After a surge in optimism as economies reopened in early June, we seem to be around the point where the markets might continue to rise, or tumble over into the second part of a W-shaped recovery.
At the same time, there are questions about how much longer central banks can continue to buy unprecedented amounts of assets.
The question now is where do companies see things going? Because that will be detrimental for the evolution of investment and major spending initiatives that will support the currency in the long term.
As we are about to enter second-quarter earnings’ season, there is a substantial expectation that most major companies will resume guidance issuance, and give clarity on their capital expenditure programs for the rest of the year.

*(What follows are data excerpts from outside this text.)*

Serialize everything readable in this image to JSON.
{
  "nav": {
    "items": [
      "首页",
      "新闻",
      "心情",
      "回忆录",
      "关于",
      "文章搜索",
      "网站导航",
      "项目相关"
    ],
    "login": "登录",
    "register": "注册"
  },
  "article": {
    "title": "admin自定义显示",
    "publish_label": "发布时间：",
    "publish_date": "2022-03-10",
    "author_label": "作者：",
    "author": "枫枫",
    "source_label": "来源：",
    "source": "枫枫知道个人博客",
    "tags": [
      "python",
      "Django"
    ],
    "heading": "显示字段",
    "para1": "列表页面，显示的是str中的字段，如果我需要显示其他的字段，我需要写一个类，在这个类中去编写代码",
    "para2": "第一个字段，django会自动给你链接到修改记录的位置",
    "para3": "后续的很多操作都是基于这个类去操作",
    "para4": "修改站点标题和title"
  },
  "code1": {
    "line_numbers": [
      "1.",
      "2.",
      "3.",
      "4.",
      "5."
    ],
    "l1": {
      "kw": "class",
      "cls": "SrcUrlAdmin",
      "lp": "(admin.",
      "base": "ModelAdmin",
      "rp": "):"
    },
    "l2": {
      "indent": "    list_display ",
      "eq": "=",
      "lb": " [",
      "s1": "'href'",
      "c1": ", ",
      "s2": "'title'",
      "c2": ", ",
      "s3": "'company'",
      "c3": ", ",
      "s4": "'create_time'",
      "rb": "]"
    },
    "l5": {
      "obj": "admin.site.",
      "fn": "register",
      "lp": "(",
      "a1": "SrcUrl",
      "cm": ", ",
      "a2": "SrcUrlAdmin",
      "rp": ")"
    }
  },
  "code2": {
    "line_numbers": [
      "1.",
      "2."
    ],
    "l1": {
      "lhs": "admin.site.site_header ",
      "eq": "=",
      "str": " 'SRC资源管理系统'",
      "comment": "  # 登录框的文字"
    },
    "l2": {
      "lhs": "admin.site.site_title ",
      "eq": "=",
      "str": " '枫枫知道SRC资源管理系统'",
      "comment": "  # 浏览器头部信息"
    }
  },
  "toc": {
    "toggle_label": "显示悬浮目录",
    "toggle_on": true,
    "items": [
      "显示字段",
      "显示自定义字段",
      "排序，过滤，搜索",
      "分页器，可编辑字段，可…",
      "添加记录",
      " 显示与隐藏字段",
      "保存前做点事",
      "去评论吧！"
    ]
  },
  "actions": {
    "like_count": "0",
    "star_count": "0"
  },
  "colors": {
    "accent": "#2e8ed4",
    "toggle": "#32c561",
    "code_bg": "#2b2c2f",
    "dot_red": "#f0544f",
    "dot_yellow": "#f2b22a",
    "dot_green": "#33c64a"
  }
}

Another important source of corporate expectations, of course, are business surveys. The Tankan is the largest and most thorough in Japan.
It could, therefore, have a lasting effect on the markets. Some Japanese companies have already started to issue guidance. However, the majors have not as yet.
Tankan might give us some forewarning about what market makers in Japan are thinking.
What We Are Looking For
Usually what the market focuses on as a headline number is the Tankan Large Manufacturing Index. However, this time around, the Capex component might be the most important.
Corporate capital spending is often what drives the economy more than the current situation. Less spending implies less growth in the medium to long term.
Expectations are for the Tankan Large Manufacturing Index to sink to -31 from -8 in the prior reading, the worst performance since the ’08 recession. Keep in mind, though, that the perception of the situation among Japanese large firms had been falling at the same rate all the way since the end of 2017.
Projections are for the Tankan Large Manufacturing Outlook to not be so bad, coming in at -24. This is compared to -11 in the prior release. Again, though, this is the worst result since the last recession. However, it could be a sign that there is optimism about the medium term.
Expectations are actually for the Tankan All Industry Capex survey to increase to 2.1%. This is compared to 1.8% reported in April, showing that businesses are looking to increase spending in the future.